24 Mart 2025'te, yanar döner Lütfü Savaş ve bazı delegelerin başvurusuyla Ankara 42. Asliye Hukuk Mahkemesi'nde CHP'nin 38. Olağan Kurultayı'nın iptali talebiyle açılan dava, 30 Haziran'da ilk duruşmasını yapacak. Davanın gerekçesi, “oy karşılığında para, ev, telefon verildiği” iddialarına dayanıyor. Hukuken çürük, siyaseten istismar edilebilir nitelikte olan bu dava, Kılıçdaroğlu için tek umut kapısına dönüşmüş durumda. Yönetim değişimini hazmedemeyen bir liderin, mahkeme yoluyla siyasete dönme çabası, sadece CHP'nin iç barışını tehdit etmekle kalmıyor; aynı zamanda muhalefet kavramının içini de boşaltıyor.

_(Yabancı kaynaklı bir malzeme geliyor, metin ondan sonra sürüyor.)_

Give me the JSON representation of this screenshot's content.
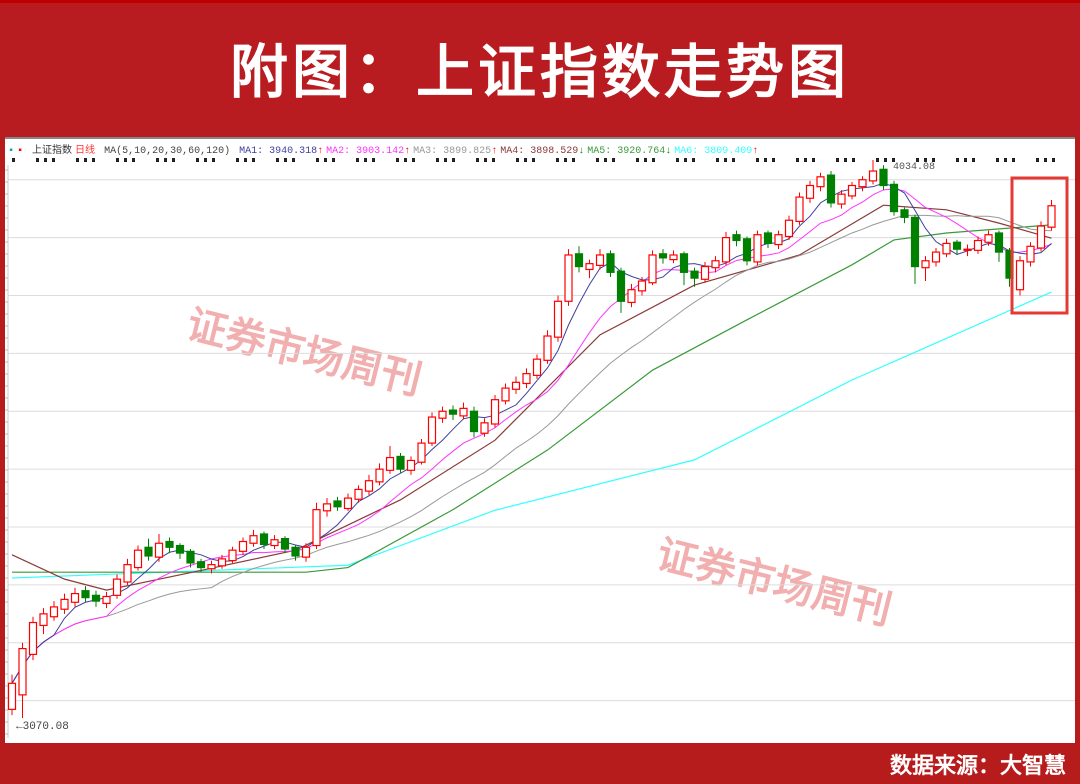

Bu davranışın bir boyutu da, Kılıçdaroğlu’nun uzun yıllar süren bürokratlık geçmişinden kurtulamamış olmasıdır. Hâlâ siyaseti, bir kamu yönetimi protokolü gibi algılayan; devlet memuriyetinden gelen "makama saygı" içgüdüsünü siyasal eleştiriden üstün tutan bir zihniyetle hareket etmektedir. Adalet Yürüyüşü gibi tarihsel bir eylemi organize etmiş bir liderin, bugün “mahkeme kararına saygı duymak zorundayım” demesi, hem kendi tutarlılığını sorgulatmakta, hem de Türkiye’nin hukuk devleti niteliğini kaybetmiş olması gerçeğini inkâr etmektedir. Yargının siyasallaştığını defalarca dile getirmiş bir ismin, bugün mahkeme kararlarına siyasal anlamda ısmarlama bir saygı sunması, halkın adalet duygusuyla da çelişmekte, kendi liderliğine duyulan saygıyı da zedelemektedir. Kendi makamına saygı göstermeyen bir anlayışın, halktan da saygı beklemesi zordur.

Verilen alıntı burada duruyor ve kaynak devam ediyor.